Characterization of N-TIMP2 and the PATylated variants. (A) SDS-PAGE under nonreducing conditions followed by silver staining of N-TIMP2 and two preps of N-TIMP2-PAT₂₀₀ (left) and N-TIMP2-PAT₁₀₀ (right). (B) Dynamic light scattering (DLS) validation of increased hydrodynamic radius in PATylated N-TIMP2. Superposed particle size distributions of N-TIMP2 (black) with peak at 2.806 nm, N-TIMP2-PAT₁₀₀ (red) with peak at 4.253 nm, and N-TIMP2-PAT₂₀₀ (blue) with peak at 5.612 nm. (C) CD spectra of the three constructs: N-TIMP2 (blue), N-TIMP2-PAT₁₀₀ (orange), and N-TIMP2-PAT₂₀₀ (green). Each curve is an average of 5 runs. (D) Inhibitory activity of the N-TIMP2 (blue), N-TIMP2-PAT₁₀₀ (orange), and N-TIMP2-PAT₂₀₀ (green) against MMP-9. Fraction of MMP-9 activity is plotted vs. concentration of added N-TIMP2-based inhibitor. The data were fitted to Equation (1) to obtain K_i^app.

Figure 3

Pharmacokinetic study in mice demonstrates significant extension of plasma half-life for N-TIMP2-PAT₂₀₀. (A) A schematic diagram of the ELISA setup for the detection of recombinant N-TIMP2-based constructs from plasma.
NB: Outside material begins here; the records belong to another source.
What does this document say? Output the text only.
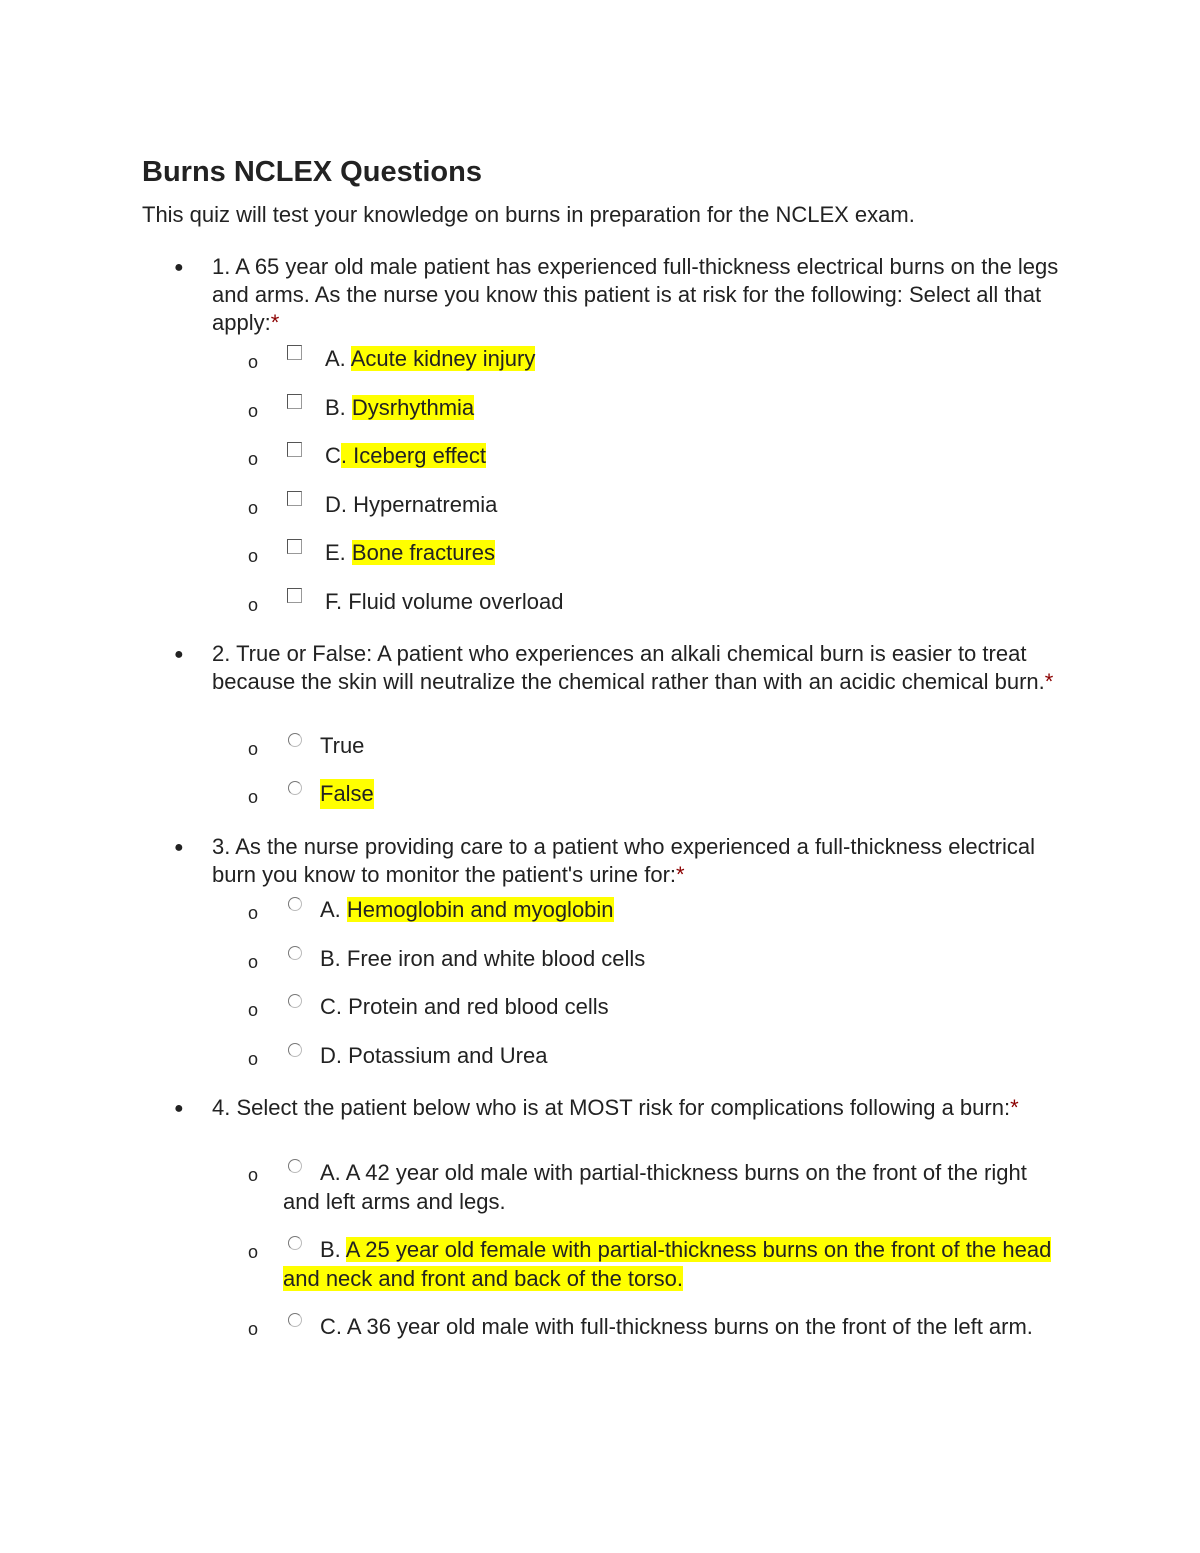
Burns NCLEX Questions

This quiz will test your knowledge on burns in preparation for the NCLEX exam.

● 1. A 65 year old male patient has experienced full-thickness electrical burns on the legs and arms. As the nurse you know this patient is at risk for the following: Select all that apply:*
o	A. Acute kidney injury
o	B. Dysrhythmia
o	C. Iceberg effect
o	D. Hypernatremia
o	E. Bone fractures
o	F. Fluid volume overload
● 2. True or False: A patient who experiences an alkali chemical burn is easier to treat because the skin will neutralize the chemical rather than with an acidic chemical burn.*
o	True
o	False
● 3. As the nurse providing care to a patient who experienced a full-thickness electrical burn you know to monitor the patient's urine for:*
o	A. Hemoglobin and myoglobin
o	B. Free iron and white blood cells
o	C. Protein and red blood cells
o	D. Potassium and Urea
● 4. Select the patient below who is at MOST risk for complications following a burn:*
o	A. A 42 year old male with partial-thickness burns on the front of the right and left arms and legs.
o	B. A 25 year old female with partial-thickness burns on the front of the head and neck and front and back of the torso.
o	C. A 36 year old male with full-thickness burns on the front of the left arm.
An anti-C-myc tag antibody on the surface of a MaxiSorp™ plate is used for capturing the N-TIMP2 constructs from plasma. The protein is detected by a biotinylated anti-FLAG-tag antibody, which binds to HRP-conjugated streptavidin that in turn catalyzes the oxidation of the TMB substrate to the measurable blue colored product. The blue, green, and red regions highlighted on the N-TIMP2 protein, respectively, represent the 6xHIS tag, C-myc tag, and FLAG tag. (B) Schematic diagram of pharmacokinetic study design, in which each N-TIMP2 variant was tested using 6 mice grouped into two subcohorts of 3 mice each, which were bled at alternating time points following the initial baseline bleed and IP injection of N-TIMP proteins. (C) Elimination half-life of N-TIMP2 black triangles versus N-TIMP2-PAT₂₀₀ (green circles). Plot of average ± SEM (n = 3) of log10 N-TIMP2 concentration vs. time, modeled with a 2-phase decay with least-squares nonlinear fit for half-life determination. Statistical significance assessed via a sum-of-squares F test where H0: K_slow N-TIMP2-PAT₂₀₀ = K_slow N-TIMP2; Ha: K_slow N-TIMP2-PAT₂₀₀ ≠ K_slow N-TIMP2. A = 0.05, p < 0.0001.